Campioni d’Europa nell’atletica
L’Italia ha chiuso gli Europei di atletica a Birmingham con la bellezza di 22 medaglie, 3 in più rispetto alla solita Gran Bretagna che ha chiuso al secondo posto con 19 e solo 1 in più rispetto alle 21 della Germania che, però, vanta molti meno ori. Gli atleti azzurri, infatti, hanno raggiunto la doppia cifra. Sono 10 le volte che si sono rivelati i migliori in una specialità, mentre sono 6 i secondi posti e ancora 6 le volte che hanno chiuso sul gradino più basso del podio. Un rendimento costante che ha portato l’Italia a laurearsi campione d’Europa nell’atletica.

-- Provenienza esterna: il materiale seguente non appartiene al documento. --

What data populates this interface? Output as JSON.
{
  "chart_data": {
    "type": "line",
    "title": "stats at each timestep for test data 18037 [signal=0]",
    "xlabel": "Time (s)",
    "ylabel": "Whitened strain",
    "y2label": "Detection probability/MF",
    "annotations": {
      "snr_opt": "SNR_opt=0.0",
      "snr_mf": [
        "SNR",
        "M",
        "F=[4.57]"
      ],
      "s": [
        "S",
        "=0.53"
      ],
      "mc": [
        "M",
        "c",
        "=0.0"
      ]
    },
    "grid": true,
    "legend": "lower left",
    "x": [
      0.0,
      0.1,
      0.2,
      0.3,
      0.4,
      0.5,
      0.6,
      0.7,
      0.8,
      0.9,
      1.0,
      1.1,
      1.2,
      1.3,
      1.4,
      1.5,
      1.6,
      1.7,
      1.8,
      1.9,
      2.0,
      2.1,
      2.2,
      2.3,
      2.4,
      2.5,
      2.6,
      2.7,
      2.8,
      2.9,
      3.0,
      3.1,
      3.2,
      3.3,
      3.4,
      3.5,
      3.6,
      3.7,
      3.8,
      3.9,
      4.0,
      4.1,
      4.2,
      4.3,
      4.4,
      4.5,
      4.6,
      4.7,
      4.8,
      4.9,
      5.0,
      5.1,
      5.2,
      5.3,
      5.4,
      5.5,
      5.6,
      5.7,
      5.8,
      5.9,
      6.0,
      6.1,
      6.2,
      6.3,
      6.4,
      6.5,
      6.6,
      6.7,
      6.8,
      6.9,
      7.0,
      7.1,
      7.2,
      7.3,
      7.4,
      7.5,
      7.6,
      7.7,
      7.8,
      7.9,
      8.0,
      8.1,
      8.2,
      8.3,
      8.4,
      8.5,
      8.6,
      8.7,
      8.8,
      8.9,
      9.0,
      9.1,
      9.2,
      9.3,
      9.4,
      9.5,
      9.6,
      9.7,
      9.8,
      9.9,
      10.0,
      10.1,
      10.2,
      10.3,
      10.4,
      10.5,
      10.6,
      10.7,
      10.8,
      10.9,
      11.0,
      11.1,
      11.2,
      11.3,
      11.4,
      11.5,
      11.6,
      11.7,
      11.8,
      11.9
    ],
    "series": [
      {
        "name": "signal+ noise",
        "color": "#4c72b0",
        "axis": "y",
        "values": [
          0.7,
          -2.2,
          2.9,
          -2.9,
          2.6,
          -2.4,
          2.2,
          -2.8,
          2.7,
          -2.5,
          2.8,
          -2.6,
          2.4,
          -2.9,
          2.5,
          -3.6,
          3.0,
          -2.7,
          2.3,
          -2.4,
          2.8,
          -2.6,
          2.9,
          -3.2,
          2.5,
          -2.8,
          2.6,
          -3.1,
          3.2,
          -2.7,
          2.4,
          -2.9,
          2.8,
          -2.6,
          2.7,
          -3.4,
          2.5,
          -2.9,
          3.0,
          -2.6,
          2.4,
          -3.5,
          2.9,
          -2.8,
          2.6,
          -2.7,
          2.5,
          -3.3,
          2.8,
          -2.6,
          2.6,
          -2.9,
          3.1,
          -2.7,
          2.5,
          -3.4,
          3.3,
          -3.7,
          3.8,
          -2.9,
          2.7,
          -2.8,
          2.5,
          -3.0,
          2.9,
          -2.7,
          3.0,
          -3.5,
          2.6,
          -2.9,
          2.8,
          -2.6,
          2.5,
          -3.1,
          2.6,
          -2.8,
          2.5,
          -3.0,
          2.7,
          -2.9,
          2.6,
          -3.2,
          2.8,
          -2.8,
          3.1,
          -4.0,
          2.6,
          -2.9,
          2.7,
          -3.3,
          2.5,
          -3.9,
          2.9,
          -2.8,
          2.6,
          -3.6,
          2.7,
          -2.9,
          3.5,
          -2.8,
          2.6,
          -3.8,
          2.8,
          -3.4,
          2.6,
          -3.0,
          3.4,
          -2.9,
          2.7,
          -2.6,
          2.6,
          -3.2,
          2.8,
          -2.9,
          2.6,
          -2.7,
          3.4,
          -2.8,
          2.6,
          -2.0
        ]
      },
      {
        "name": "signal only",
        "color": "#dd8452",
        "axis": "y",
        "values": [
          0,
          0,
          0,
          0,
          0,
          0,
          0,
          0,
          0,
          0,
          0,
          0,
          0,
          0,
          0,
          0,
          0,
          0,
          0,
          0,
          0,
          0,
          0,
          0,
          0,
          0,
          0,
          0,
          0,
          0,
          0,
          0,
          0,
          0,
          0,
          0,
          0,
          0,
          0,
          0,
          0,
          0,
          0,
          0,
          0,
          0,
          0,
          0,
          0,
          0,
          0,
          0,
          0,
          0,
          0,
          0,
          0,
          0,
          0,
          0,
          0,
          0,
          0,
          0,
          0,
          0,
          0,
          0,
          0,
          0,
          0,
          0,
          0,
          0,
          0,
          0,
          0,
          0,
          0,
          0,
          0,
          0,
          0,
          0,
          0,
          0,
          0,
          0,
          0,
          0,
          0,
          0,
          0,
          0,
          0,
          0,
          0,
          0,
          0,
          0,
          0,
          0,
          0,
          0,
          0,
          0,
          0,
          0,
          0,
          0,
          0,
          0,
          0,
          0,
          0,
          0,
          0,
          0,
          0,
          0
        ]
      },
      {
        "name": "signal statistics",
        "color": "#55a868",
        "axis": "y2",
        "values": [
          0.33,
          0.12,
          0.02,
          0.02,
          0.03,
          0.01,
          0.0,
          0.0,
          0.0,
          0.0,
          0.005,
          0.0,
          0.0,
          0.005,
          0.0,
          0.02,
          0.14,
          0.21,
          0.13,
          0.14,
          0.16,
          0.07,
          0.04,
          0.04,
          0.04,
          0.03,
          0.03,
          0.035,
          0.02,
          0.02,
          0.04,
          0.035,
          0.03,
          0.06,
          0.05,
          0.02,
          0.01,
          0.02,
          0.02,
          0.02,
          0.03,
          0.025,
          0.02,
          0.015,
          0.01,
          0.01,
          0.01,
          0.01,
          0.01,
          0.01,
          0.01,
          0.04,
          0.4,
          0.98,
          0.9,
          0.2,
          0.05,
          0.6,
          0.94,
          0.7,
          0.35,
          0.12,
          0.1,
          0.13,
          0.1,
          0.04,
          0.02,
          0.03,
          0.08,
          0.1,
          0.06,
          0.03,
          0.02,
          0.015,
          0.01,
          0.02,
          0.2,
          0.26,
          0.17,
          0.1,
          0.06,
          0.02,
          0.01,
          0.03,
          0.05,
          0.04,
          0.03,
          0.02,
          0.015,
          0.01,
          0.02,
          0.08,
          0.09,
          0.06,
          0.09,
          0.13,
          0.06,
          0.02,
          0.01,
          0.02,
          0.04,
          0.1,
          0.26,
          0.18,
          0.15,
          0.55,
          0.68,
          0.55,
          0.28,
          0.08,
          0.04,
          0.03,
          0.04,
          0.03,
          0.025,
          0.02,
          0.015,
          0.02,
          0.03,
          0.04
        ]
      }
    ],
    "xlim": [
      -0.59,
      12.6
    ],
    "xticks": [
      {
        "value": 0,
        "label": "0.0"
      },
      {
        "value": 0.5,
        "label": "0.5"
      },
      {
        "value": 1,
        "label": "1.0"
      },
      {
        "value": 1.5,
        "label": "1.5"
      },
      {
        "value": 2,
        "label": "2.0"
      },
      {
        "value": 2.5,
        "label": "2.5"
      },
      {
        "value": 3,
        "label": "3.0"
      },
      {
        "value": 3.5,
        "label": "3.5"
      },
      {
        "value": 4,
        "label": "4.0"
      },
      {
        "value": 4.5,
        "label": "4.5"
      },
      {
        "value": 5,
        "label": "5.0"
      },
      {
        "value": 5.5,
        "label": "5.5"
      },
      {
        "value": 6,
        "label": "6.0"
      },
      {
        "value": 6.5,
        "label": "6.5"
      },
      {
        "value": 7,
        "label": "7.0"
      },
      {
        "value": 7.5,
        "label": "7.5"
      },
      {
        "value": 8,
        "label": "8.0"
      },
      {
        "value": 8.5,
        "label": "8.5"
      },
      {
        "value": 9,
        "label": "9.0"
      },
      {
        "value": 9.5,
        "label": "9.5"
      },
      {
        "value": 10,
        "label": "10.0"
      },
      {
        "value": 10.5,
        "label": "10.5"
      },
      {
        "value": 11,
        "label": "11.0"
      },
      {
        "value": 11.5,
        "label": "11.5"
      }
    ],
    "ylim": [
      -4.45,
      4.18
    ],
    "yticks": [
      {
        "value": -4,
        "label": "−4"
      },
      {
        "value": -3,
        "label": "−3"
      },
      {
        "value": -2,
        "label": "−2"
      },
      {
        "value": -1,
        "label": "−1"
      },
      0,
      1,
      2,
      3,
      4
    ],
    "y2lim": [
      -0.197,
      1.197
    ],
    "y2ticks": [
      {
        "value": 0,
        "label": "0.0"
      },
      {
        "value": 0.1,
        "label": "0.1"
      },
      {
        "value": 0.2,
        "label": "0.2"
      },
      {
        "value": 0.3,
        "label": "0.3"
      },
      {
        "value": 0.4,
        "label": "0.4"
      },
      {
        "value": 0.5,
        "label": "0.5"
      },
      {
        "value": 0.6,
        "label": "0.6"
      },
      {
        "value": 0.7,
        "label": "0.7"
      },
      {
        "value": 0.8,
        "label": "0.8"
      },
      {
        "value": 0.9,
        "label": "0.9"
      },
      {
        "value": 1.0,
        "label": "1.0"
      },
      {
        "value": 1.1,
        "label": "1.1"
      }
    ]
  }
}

Quarantatre medaglie non bastano per la vittoria nel nuoto
Nel nuoto la distribuzione delle medaglie è decisamente più omogenea. L’Italia arriva al secondo posto del medagliere vincendo più medaglie di tutti e doppiando, quasi, la Gran Bretagna arrivata prima. Ai 26 podi complessivi dei britannici, infatti, gli azzurri rispondono con ben 43 medaglie che non sono bastate, però, per ottenere il primo posto. A fare la differenza è stato l’oro in più vinto dalla Gran Bretagna che ha chiuso con 14 successi, 4 argenti e 8 bronzi. L’Italia, invece, è salita sul gradino più alto 13 volte, scendendo sul secondo in 15 occasioni e in altrettante sul terzo.